Größte Mühle wird noch größer
Kärntens größte Mühle, die Kropfitsch-Mühle, baut groß aus. Denn: Der Gusto auf Spezialmehle steigt.
2007 waren noch 300 Euro pro Tonne zu lukrieren, jetzt sind es nur noch 210 Euro. Doch der sinkende Mehlpreis kann Kärntens größter Mühle, der Kropfitsch-Mühle aus Klagenfurt-Viktring, nichts anhaben: Derzeit wird mit einer Millionen-Investition ein neues Paletten- und Silo-Lager gebaut. Dadurch kann der über 100 Jahre alte Familienbetrieb künftig mehr produzieren.

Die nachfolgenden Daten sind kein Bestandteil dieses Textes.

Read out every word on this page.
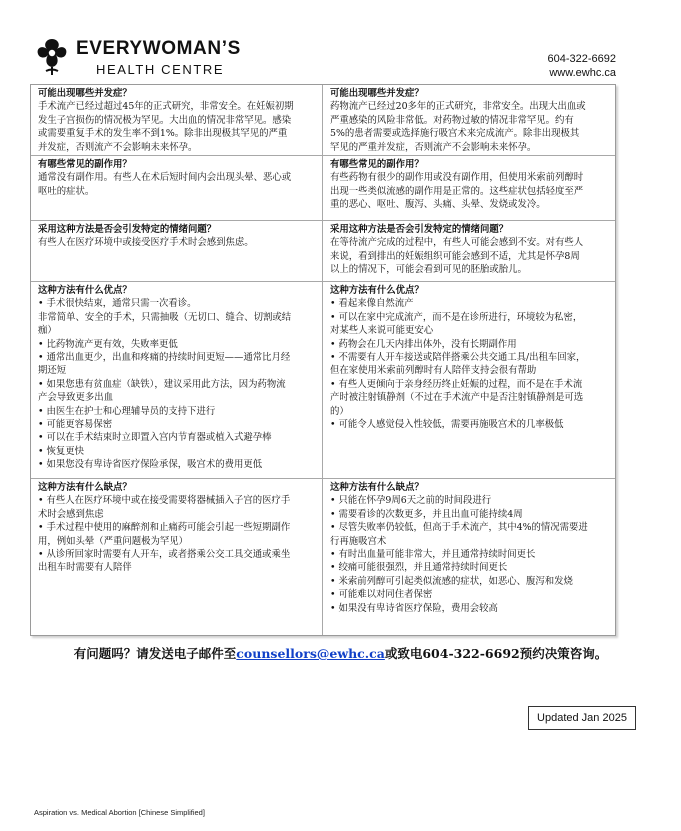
EVERYWOMAN’S
HEALTH CENTRE
604-322-6692
www.ewhc.ca
可能出现哪些并发症？
手术流产已经过超过45年的正式研究，非常安全。在妊娠初期
发生子宫损伤的情况极为罕见。大出血的情况非常罕见。感染
或需要重复手术的发生率不到1%。除非出现极其罕见的严重
并发症，否则流产不会影响未来怀孕。
可能出现哪些并发症？
药物流产已经过20多年的正式研究，非常安全。出现大出血或
严重感染的风险非常低。对药物过敏的情况非常罕见。约有
5%的患者需要或选择施行吸宫术来完成流产。除非出现极其
罕见的严重并发症，否则流产不会影响未来怀孕。
有哪些常见的副作用？
通常没有副作用。有些人在术后短时间内会出现头晕、恶心或
呕吐的症状。
有哪些常见的副作用？
有些药物有很少的副作用或没有副作用，但使用米索前列醇时
出现一些类似流感的副作用是正常的。这些症状包括轻度至严
重的恶心、呕吐、腹泻、头痛、头晕、发烧或发冷。
采用这种方法是否会引发特定的情绪问题？
有些人在医疗环境中或接受医疗手术时会感到焦虑。
采用这种方法是否会引发特定的情绪问题？
在等待流产完成的过程中，有些人可能会感到不安。对有些人
来说，看到排出的妊娠组织可能会感到不适，尤其是怀孕8周
以上的情况下，可能会看到可见的胚胎或胎儿。
这种方法有什么优点？
• 手术很快结束，通常只需一次看诊。
非常简单、安全的手术，只需抽吸（无切口、缝合、切割或结
痂）
• 比药物流产更有效，失败率更低
• 通常出血更少，出血和疼痛的持续时间更短——通常比月经
期还短
• 如果您患有贫血症（缺铁），建议采用此方法，因为药物流
产会导致更多出血
• 由医生在护士和心理辅导员的支持下进行
• 可能更容易保密
• 可以在手术结束时立即置入宫内节育器或植入式避孕棒
• 恢复更快
• 如果您没有卑诗省医疗保险承保，吸宫术的费用更低
这种方法有什么优点？
• 看起来像自然流产
• 可以在家中完成流产，而不是在诊所进行，环境较为私密，
对某些人来说可能更安心
• 药物会在几天内排出体外，没有长期副作用
• 不需要有人开车接送或陪伴搭乘公共交通工具/出租车回家，
但在家使用米索前列醇时有人陪伴支持会很有帮助
• 有些人更倾向于亲身经历终止妊娠的过程，而不是在手术流
产时被注射镇静剂（不过在手术流产中是否注射镇静剂是可选
的）
• 可能令人感觉侵入性较低，需要再施吸宫术的几率极低
这种方法有什么缺点？
• 有些人在医疗环境中或在接受需要将器械插入子宫的医疗手
术时会感到焦虑
• 手术过程中使用的麻醉剂和止痛药可能会引起一些短期副作
用，例如头晕（严重问题极为罕见）
• 从诊所回家时需要有人开车，或者搭乘公交工具交通或乘坐
出租车时需要有人陪伴
这种方法有什么缺点？
• 只能在怀孕9周6天之前的时间段进行
• 需要看诊的次数更多，并且出血可能持续4周
• 尽管失败率仍较低，但高于手术流产，其中4%的情况需要进
行再施吸宫术
• 有时出血量可能非常大，并且通常持续时间更长
• 绞痛可能很强烈，并且通常持续时间更长
• 米索前列醇可引起类似流感的症状，如恶心、腹泻和发烧
• 可能难以对同住者保密
• 如果没有卑诗省医疗保险，费用会较高
有问题吗？请发送电子邮件至counsellors@ewhc.ca或致电604-322-6692预约决策咨询。
Updated Jan 2025
Aspiration vs. Medical Abortion [Chinese Simplified]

Export. Die Investitionssumme nennt Geschäftsführer Martin Kropfitsch (40) aus Mitbewerbsgründen nicht. Sicher ist aber, dass der jährliche Ausstoß von derzeit 18.000 Tonnen vermahlenem Getreide (derzeit zu 85 Prozent Weizen und zu 15 Prozent Roggen) gesteigert werden soll und zwar vor allem durch Exporte, denn im Inland ist kein Wachstum mehr möglich und der Mitbewerb ist groß. Der Verkauf jenseits der Grenzen macht schon jetzt die Hälfte vom Umsatz aus, der zuletzt 5,6 Millionen Euro betrug. Kropfitsch liefert nach Bosnien, Kroatien, Mazedonien und Slowenien, wo er bereits 15 Prozent Marktanteil hat.
Delikatesse. Zugute kommt ihm, dass auch den für ihr Weißbrot bekannten Südländern das Roggenbrot zu schmecken beginnt: Schwarzbrot wird zur Delikatesse. Jetzt hat Kropfitsch daher auch Italien im Visier, denn ein Radius von 300 Kilometern rund um die Mühle zahlt sich für Lieferungen aus.
Neuheiten. Doch der 22-Mitarbeiter-Betrieb, der zu 90 Prozent an die weiterverarbeitende Industrie liefert, reüssiert auch mit neuen Produkten: Spezialmehle, Backmischungen, auch Crispis für Müslis (etwa für Kellogg's) bringen eine höhere Wertschöpfung.
Mehl nach Maß. "Die Kunden verlangen Mehl nach Maß. Wir müssen auch ausbauen, um flexibler auf Kundenwünsche einzugehen", sagt Kropfitsch. Mehl muss nämlich eine Woche liegen, bevor es verkauft wird, damit die Back-Fähigkeit steigt - durch das größere Lager verschafft sich Kropfitsch daher kürzere Steh- und Umrüstzeiten für die verschiedenen Mehlmischungen. Noch wird gebaut. Die erste Teil-Inbetriebnahme des Zubaus soll aber schon heuer vonstatten gehen.